Sinar era entrata nella sua vita il 14 Marzo di quell’anno, quando l’aveva vista di fronte a una vetrina a osservare ammaliata la sua silouette. Le passò accanto, le immagini specchiate si fusero e fu come la tenebra che divorò il sole.
Le chiese se per due soldi potesse farle da modella e quando lei lo riconobbe arrossì.
“Maestro” disse.
“Non ti ho ancora insegnato nulla” rispose lui.
“Sono convinta che lo farà”
“Allora mi chiamerai maestro a tempo debito”.
Considerò Sinar un premio per la sua dedizione.
Ma io quel giorno ero lì e non dispenso premi se non per poter godere di un sacrificio.
Celic bevve un sorso di birra e disse all’uomo che lo avrebbe disegnato volentieri se ne avesse avuto piacere.
“Adesso?” chiese quello.
“Non qui in questo Bistrot” rispose Celic, “ma credo che potremmo farlo tra une ventina di minuti sempre che lei non abbia altri impegni”.
Ne passarono diciotto invece e si ritrovarono tutti e tre nello studio, l’uomo nudo, la ragazza seduta sul sofà con gli occhi assonnati e Celic alla sua tela.
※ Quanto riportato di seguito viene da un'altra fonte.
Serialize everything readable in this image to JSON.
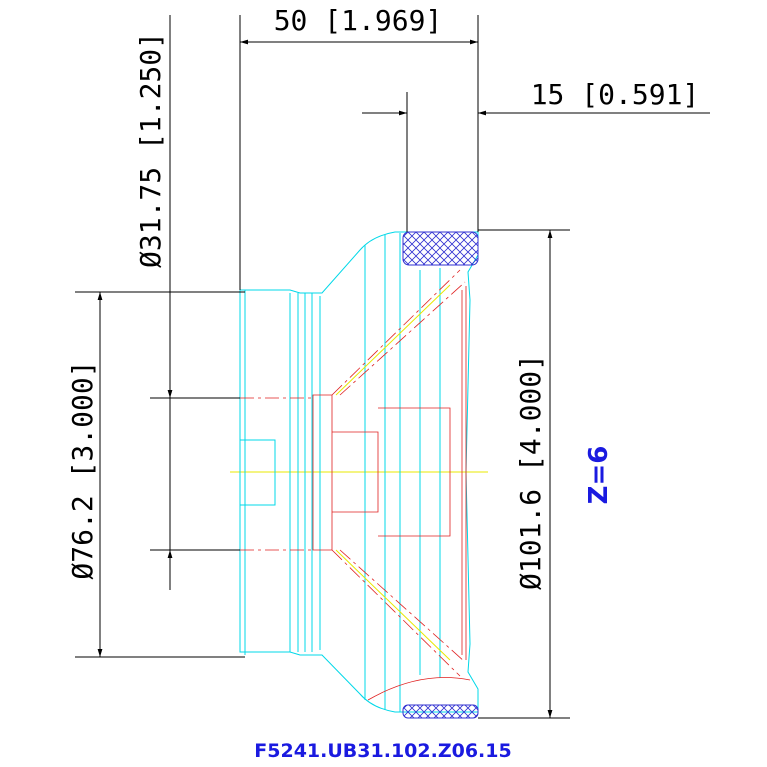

“Mi permetta di dirle, maestro, che è un onore per me posare per lei” disse l’uomo prima di promettere di far silenzio d’ora in avanti.
Celic ingannevole come il vino d’uva fragolina, ringraziò e gli chiese di chiudere gli occhi e rivolgere la testa verso l’alto.
Iniziò a disegnarlo dapprima dal piede sinistro che man mano che si materializzava sulla tela, spariva dal corpo dell’uomo ignaro di avere i minuti contati. Poi passò al destro, poi alla gamba, fin quando, ridestato da un indolenzimento al collo, l’uomo non si accorse di possedere ormai nient’altro che quello e buona parte del viso.
Provò a urlare, Celic lo capì da come sgranò gli occhi, per questo gli aveva tolto la bocca prima che potesse svegliare la ragazza ormai caduta in un sonno profondo.
Gli lasciò le orecchie affinchè potesse sentire, però.
“E’ una tecnica che ho affinato in questi ultimi vent’anni” gli disse, “anch’io ho dei maestri ma dubito che il mio ne abbia avuto uno a sua volta.”.
Dell’uomo rimase un occhio e un orecchio, il resto era immortalato per sempre sulla tela.
Celic gli propose di guardare per l’ultima volta Sinar e di dimenticarla. Io mi materializzai alle sue spalle proprio quando firmò il ritratto e gli chiesi se fosse contento del suo lavoro.
“Maestro” mi chiamò, “lei ne è contento?”
“Avresti potuto disegnare la fame nel mondo o la malattia, lo sai questo?”
“Sa bene che non è così, altrimenti non avrebbe scelto un ritrattista come allievo”.
Mi avvicinai a Sinar e le soffiai in viso un alito di torpore. Si raggomitolò su se stessa e sorrise.
“Sta facendo un bel sogno nello studio dell’Inferno, è sempre meglio che avere incubi in Paradiso, dico bene?”
“Lei cose ne sa del Paradiso?”
“Abbastanza da ripudiarlo, questo da solo dovrebbe bastarti a darti conforto”.
Aprii la porta del camerino, vidi un mucchio di tele accatastate e feci un lento e scandito applauso.
“Ti sei dato da fare, vedo. Più passa il tempo più il tuo cinismo ti rende demoniaco, mi chiedo se resterà qualcuno a calpestare questa terra”.
Celic si avvicinò alla ragazza, si sedette accanto a lei e le accarezzò i capelli.
“Potrei disegnarmi migliore di così, per lei, forse mi amerebbe”.
“Non dire sciocchezze” gli risposi, “sai bene cosa ti capiterebbe se disegnassi te stesso”.
“Sarebbe poi così drammatico?”
Non si era mai domandato perchè la donna non fosse scomparsa quella prima volta che l’aveva ritratta e non se lo chiese neanche i giorni a venire.
Scelse il momento sbagliato per esigere un chiarimento e io gli risposi come avevo risposto a tanti altri artisti prima di lui:
“Perché senza sofferenza sareste delle nullità come ogni altro essere vivente, senza una mancanza non cerchereste di colmare alcun vuoto e c’è bisogno di un’enorme vuoto per un’enorme creatività”.
Mi dileguai nel momento in cui Sinar si svegliò, ma feci in tempo a vedere il viso malinconico di Celic doversi confrontare nuovamente con la propria ignobiltà.